The broader impact of this Small Business Innovation Research (SBIR) Phase I project would be to develop a novel electromechanical system for on-orbit servicing of spacecraft so that a spacecraft can be captured, dock. and refuel. This system will extend the useful life of spacecraft and enable the rescue of failed missions, representing savings to commercial and public entities alike. Mission life extensions of commercial projects are expected to translate into reduced costs of delivering information and services; similarly, extensions of government-sponsored missions will enable lowered costs associated with satellite launches.

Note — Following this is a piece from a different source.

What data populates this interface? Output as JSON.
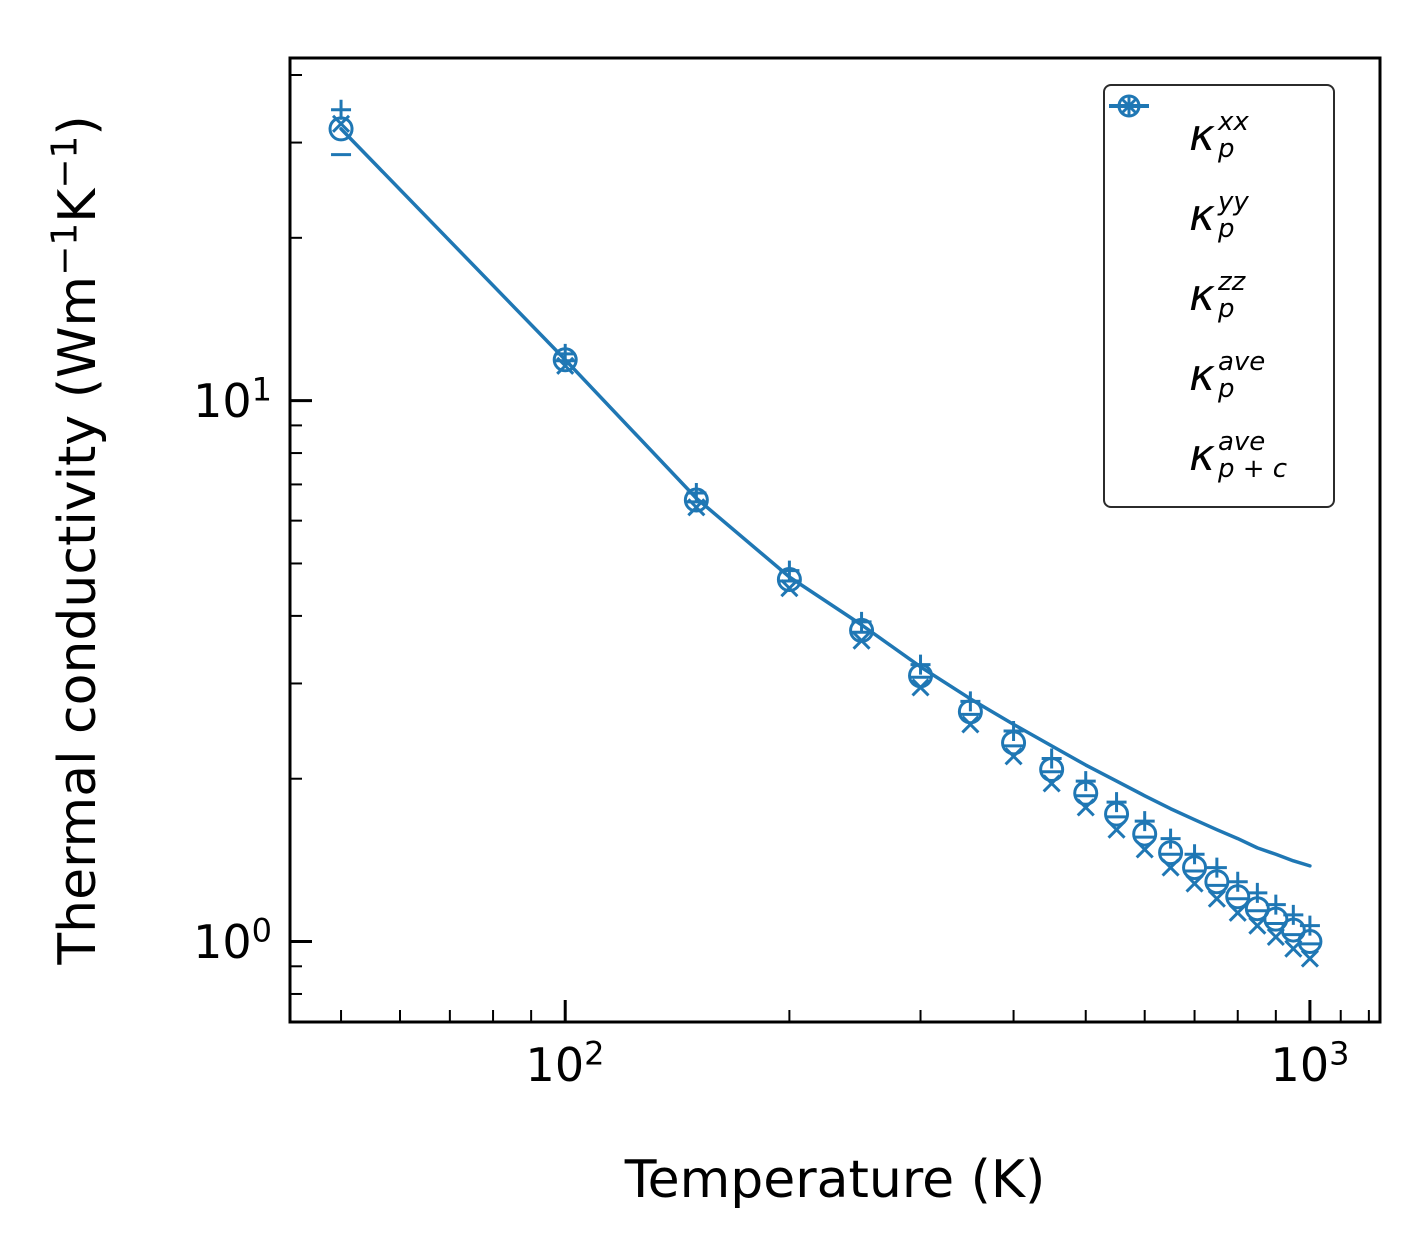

The proposed project will create a capture and refueling system for spacecraft to be used in ride-share systems. Capturing system requirements include: compatibility with proximity and guidance sensors; low-power operation; and autonomous alignment. Docking and refueling requirements include: formation of a rigid, leak-proof, structural connection to deliver fuel; and a mechanism to open the fuel port on the client spacecraft without secondary actuation systems. Finally, for ride-share compatibility, the robot arm must be optimized for size, weight, and power; and it must have end-effectors and a tool exchange mechanism. All subsystems must be fully compatible with the extreme environmental conditions of space. The proposed effort will address the systems engineering process of developing requirements and specifications; conceptual design development; detailed design, analysis and modeling; and breadboard testing.
This award reflects NSF's statutory mission and has been deemed worthy of support through evaluation using the Foundation's intellectual merit and broader impacts review criteria.